Sejak pukul 07.00 Wita, antrean umat terlihat mengular di pelataran Pura Dalem, Desa Pakraman Batuyang, Kecamatan Sukawati. Mereka datang membawa berbagai bentuk sesajen seperti buah-buahan, makanan tradisional, roti, jajanan, serta canang sari. Suasana khidmat terlihat dari cara umat mempersiapkan dan mempersembahkan sesajen tersebut.

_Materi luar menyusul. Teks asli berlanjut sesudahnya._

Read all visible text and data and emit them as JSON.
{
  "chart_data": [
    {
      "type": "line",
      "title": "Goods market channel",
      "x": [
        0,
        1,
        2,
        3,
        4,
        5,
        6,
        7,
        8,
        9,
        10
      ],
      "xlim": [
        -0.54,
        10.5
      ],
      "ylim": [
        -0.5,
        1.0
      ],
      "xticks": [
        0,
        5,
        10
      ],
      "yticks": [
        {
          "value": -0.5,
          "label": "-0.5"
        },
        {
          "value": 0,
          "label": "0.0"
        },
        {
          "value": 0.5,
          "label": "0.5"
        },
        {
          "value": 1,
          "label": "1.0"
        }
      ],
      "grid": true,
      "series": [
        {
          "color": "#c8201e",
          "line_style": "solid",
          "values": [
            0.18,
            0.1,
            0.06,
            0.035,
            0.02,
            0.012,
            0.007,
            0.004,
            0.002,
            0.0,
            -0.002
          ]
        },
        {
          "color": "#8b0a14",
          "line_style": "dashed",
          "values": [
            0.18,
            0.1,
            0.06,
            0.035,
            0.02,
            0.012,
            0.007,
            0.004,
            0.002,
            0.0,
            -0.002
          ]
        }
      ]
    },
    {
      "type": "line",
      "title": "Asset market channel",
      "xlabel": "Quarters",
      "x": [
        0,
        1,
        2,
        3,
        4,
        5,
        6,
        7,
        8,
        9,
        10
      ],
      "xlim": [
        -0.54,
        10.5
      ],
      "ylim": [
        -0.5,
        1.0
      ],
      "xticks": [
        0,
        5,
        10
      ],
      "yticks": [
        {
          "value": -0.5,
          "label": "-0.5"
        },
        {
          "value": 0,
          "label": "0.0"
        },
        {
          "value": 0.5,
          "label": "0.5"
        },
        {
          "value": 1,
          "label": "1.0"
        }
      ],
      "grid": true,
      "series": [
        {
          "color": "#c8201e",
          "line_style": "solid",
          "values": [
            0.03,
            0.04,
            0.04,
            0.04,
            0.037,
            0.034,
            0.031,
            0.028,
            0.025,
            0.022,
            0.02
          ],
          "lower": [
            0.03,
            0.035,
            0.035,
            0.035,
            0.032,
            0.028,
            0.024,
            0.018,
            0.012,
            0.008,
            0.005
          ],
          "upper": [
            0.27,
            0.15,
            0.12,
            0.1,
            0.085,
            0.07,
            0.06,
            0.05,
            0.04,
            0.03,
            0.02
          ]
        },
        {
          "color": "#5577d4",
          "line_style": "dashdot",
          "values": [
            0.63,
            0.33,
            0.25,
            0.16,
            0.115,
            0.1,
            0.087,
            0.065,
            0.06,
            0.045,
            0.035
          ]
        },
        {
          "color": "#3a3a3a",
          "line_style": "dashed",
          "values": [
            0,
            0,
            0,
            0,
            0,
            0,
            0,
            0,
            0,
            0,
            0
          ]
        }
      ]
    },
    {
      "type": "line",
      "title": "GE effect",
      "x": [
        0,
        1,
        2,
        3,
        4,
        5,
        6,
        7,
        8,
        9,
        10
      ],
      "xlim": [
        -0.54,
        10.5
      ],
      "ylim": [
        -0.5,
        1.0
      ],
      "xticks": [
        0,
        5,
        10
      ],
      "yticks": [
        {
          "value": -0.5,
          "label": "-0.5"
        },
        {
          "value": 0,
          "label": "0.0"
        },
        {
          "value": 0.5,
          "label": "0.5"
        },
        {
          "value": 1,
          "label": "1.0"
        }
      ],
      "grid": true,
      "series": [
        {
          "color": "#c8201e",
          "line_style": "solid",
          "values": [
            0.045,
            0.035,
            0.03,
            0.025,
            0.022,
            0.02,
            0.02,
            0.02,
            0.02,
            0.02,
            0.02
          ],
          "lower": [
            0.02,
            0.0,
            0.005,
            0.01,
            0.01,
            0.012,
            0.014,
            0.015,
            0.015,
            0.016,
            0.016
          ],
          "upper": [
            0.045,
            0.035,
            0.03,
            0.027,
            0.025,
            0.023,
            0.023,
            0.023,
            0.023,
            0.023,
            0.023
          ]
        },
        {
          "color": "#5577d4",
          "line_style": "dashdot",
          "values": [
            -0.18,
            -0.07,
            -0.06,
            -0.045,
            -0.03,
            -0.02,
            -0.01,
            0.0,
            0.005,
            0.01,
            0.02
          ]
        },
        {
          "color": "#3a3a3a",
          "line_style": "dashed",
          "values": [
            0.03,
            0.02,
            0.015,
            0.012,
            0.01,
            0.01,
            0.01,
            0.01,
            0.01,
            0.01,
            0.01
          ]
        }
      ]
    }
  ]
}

“Saya membawa persembahan seperti buah-buahan pisang, roti, ataupun jajanan. Menu sesajen ini setiap Hari Galungan bisa berubah tergantung musim buah, tetapi pisang itu wajib harus ada,” kata seorang warga Ayu Suasti.
Ia menambahkan, seluruh sesajen tersebut dipersembahkan kepada Ida Sang Hyang Widhi Wasa sebagai wujud bakti dan rasa syukur.
“Setelah dipersembahkan, nantinya kita makan bersama keluarga di rumah sebagai wujud syukur bakti kepada Ida Sang Hyang Widhi Wasa,” jelasnya.
Bendesa Adat Batuyang, I Made Sukarata, menyebutkan bahwa sekitar 6.000 warga mengikuti persembahyangan di tiga pura utama, yaitu Pura Dalem, Pura Desa, dan Pura Puseh. Persembahyangan dilakukan secara bergantian dan selesai sebelum pukul 12.00 Wita.
“Selain itu, para pendatang yang tinggal di wilayah kami juga diperbolehkan turut bersembahyang di pura ini. Khusus di Pura Dalem, persembahyangan dimulai sejak pukul 07.00 Wita dan selesai sebelum pukul 12.00 Wita karena para leluhur pada jam itu kembali kepada kami. Setelah dari Pura Dalem, warga melanjutkan persembahyangan ke Pura Panti dan Kawitan masing-masing,” terangnya.
Ia juga menegaskan bahwa warga pendatang yang tinggal di wilayah Batuyang diperbolehkan mengikuti persembahyangan. “Ini bagian dari toleransi dan semangat kebersamaan umat Hindu,” katanya.
Hari Galungan tidak hanya dirayakan dengan ritual fisik, tetapi juga menjadi ajang introspeksi spiritual. Umat Hindu diajak untuk kembali menyatukan pikiran, perkataan, dan perbuatan dalam jalan kebenaran (Dharma). Melalui perayaan ini, mereka diingatkan agar senantiasa menjaga kejernihan batin dan menjauhi adharma atau hal-hal yang bersumber dari keburukan.
Hari Galungan diperingati setiap 210 hari sekali berdasarkan kalender Bali, dan menjadi salah satu hari raya terbesar bagi umat Hindu di Indonesia, khususnya di Pulau Dewata.